While staying on an island in idyllic Lake Nicaragua, I ordered a glass of the 18-year-old Flor de Caña. Seeing my interest in the rum (or perhaps noticing my notebook), the bartender asked if I would like to sample range of different ages. Why yes, yes I would. The couple from San Francisco next to me certainly had no objection, and we began our impromptu tasting.
Flor de Caña 4-Year Extra Lite: This clear rum has a lower alcohol content (35% instead of 40%), making it easy to sip on its own (though Flor de Caña recommends using it in a Macuá, the delicious Nicaraguan national cocktail of rum, guava juice, orange juice and lemon juice). I liked its fruity aroma and surprisingly dry, smooth flavor.
Flor de Caña 7-Year Grand Reserve: This caramel-colored, barrel-aged rum has more of a vanilla aroma, complemented by some additional light oak on the palate. Again, enjoyable on its own, and as the Flor de Caña website notes, it makes a mean mojito (thoroughness demanded I try one).

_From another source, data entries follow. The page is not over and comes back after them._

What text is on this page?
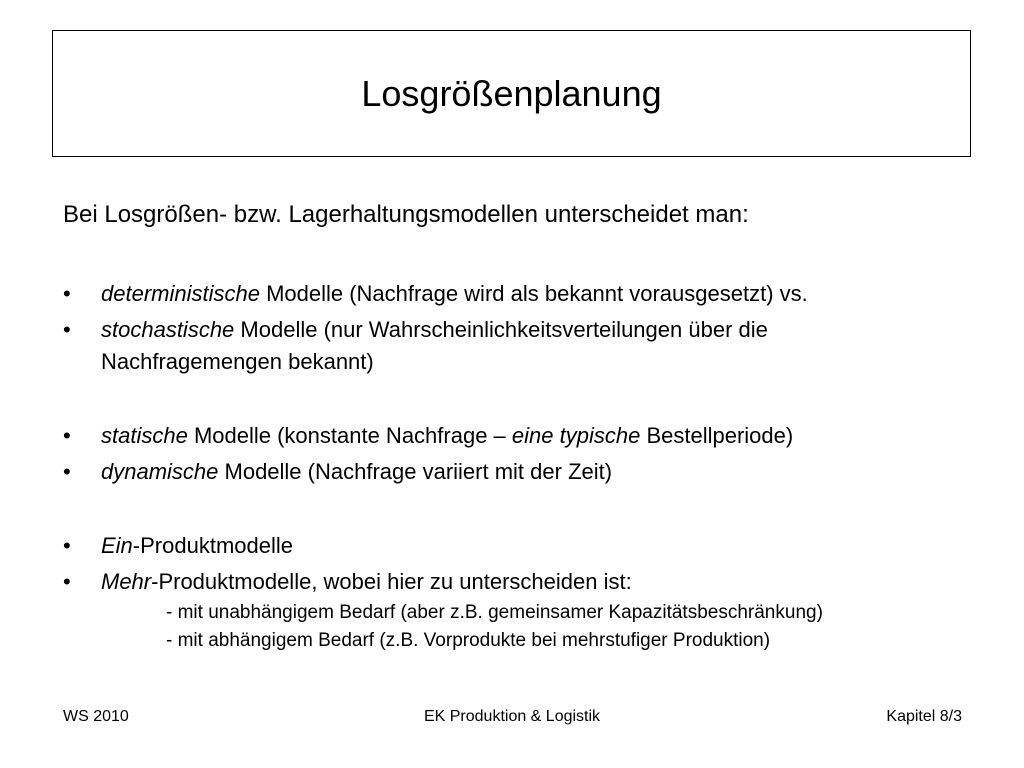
Losgrößenplanung
Bei Losgrößen- bzw. Lagerhaltungsmodellen unterscheidet man:
•	deterministische Modelle (Nachfrage wird als bekannt vorausgesetzt) vs.
•	stochastische Modelle (nur Wahrscheinlichkeitsverteilungen über die
Nachfragemengen bekannt)
•	statische Modelle (konstante Nachfrage – eine typische Bestellperiode)
•	dynamische Modelle (Nachfrage variiert mit der Zeit)
•	Ein-Produktmodelle
•	Mehr-Produktmodelle, wobei hier zu unterscheiden ist:
- mit unabhängigem Bedarf (aber z.B. gemeinsamer Kapazitätsbeschränkung)
- mit abhängigem Bedarf (z.B. Vorprodukte bei mehrstufiger Produktion)
WS 2010	EK Produktion & Logistik	Kapitel 8/3
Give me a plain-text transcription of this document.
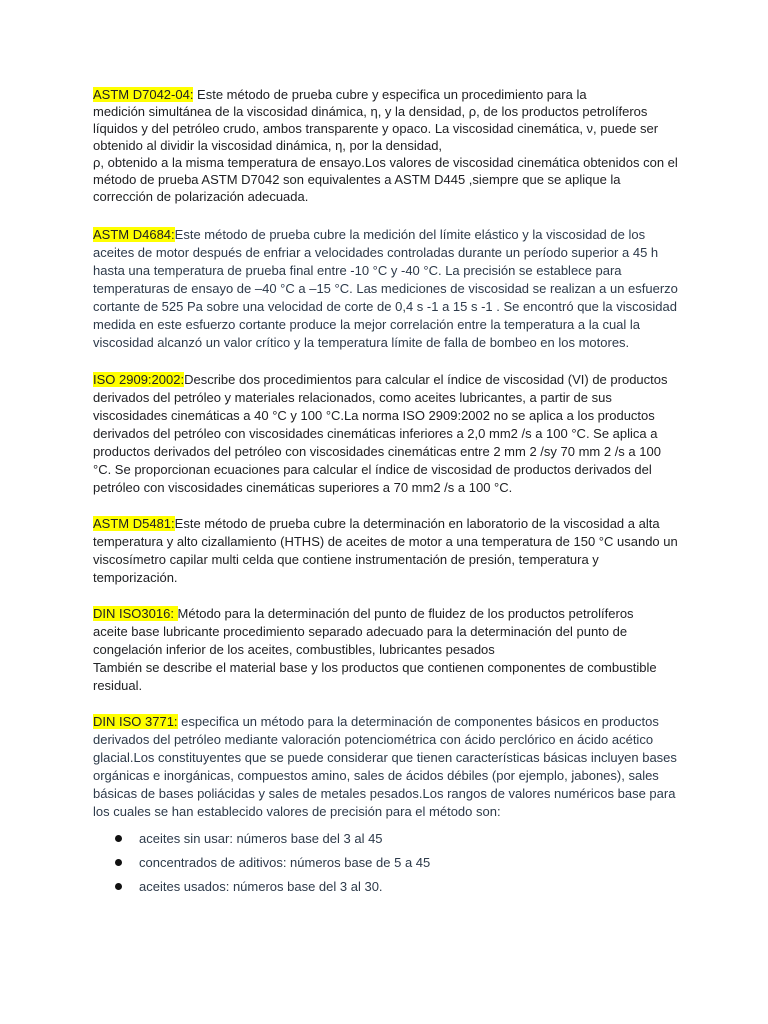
ASTM D7042-04: Este método de prueba cubre y especifica un procedimiento para la
medición simultánea de la viscosidad dinámica, η, y la densidad, ρ, de los productos petrolíferos
líquidos y del petróleo crudo, ambos transparente y opaco. La viscosidad cinemática, ν, puede ser
obtenido al dividir la viscosidad dinámica, η, por la densidad,
ρ, obtenido a la misma temperatura de ensayo.Los valores de viscosidad cinemática obtenidos con el
método de prueba ASTM D7042 son equivalentes a ASTM D445 ,siempre que se aplique la
corrección de polarización adecuada.

ASTM D4684:Este método de prueba cubre la medición del límite elástico y la viscosidad de los
aceites de motor después de enfriar a velocidades controladas durante un período superior a 45 h
hasta una temperatura de prueba final entre -10 °C y -40 °C. La precisión se establece para
temperaturas de ensayo de –40 °C a –15 °C. Las mediciones de viscosidad se realizan a un esfuerzo
cortante de 525 Pa sobre una velocidad de corte de 0,4 s -1 a 15 s -1 . Se encontró que la viscosidad
medida en este esfuerzo cortante produce la mejor correlación entre la temperatura a la cual la
viscosidad alcanzó un valor crítico y la temperatura límite de falla de bombeo en los motores.

ISO 2909:2002:Describe dos procedimientos para calcular el índice de viscosidad (VI) de productos
derivados del petróleo y materiales relacionados, como aceites lubricantes, a partir de sus
viscosidades cinemáticas a 40 °C y 100 °C.La norma ISO 2909:2002 no se aplica a los productos
derivados del petróleo con viscosidades cinemáticas inferiores a 2,0 mm2 /s a 100 °C. Se aplica a
productos derivados del petróleo con viscosidades cinemáticas entre 2 mm 2 /sy 70 mm 2 /s a 100
°C. Se proporcionan ecuaciones para calcular el índice de viscosidad de productos derivados del
petróleo con viscosidades cinemáticas superiores a 70 mm2 /s a 100 °C.

ASTM D5481:Este método de prueba cubre la determinación en laboratorio de la viscosidad a alta
temperatura y alto cizallamiento (HTHS) de aceites de motor a una temperatura de 150 °C usando un
viscosímetro capilar multi celda que contiene instrumentación de presión, temperatura y
temporización.

DIN ISO3016: Método para la determinación del punto de fluidez de los productos petrolíferos
aceite base lubricante procedimiento separado adecuado para la determinación del punto de
congelación inferior de los aceites, combustibles, lubricantes pesados
También se describe el material base y los productos que contienen componentes de combustible
residual.

DIN ISO 3771: especifica un método para la determinación de componentes básicos en productos
derivados del petróleo mediante valoración potenciométrica con ácido perclórico en ácido acético
glacial.Los constituyentes que se puede considerar que tienen características básicas incluyen bases
orgánicas e inorgánicas, compuestos amino, sales de ácidos débiles (por ejemplo, jabones), sales
básicas de bases poliácidas y sales de metales pesados.Los rangos de valores numéricos base para
los cuales se han establecido valores de precisión para el método son:

aceites sin usar: números base del 3 al 45
concentrados de aditivos: números base de 5 a 45
aceites usados: números base del 3 al 30.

Flor de Caña 12-Year Centenario: The most famous Flor de Caña rum, and the most readily available in the United States, the 12-year is worth seeking out. It smelled of oranges, vanilla and caramel, and its taste reminded me of a fine Cognac: spicy oranges, ripe bananas and a finish of vanilla. Smooth, but big and spicy.
Flor de Caña 18-Year Centenario Gold: This gorgeous rum sucked me in with aromas of vanilla cake and crème brûlée and sealed the deal with flavors of vanilla, oak and orange peel. Very rich, with a finish that went on and on.
I tottered back to my room a very happy blogger.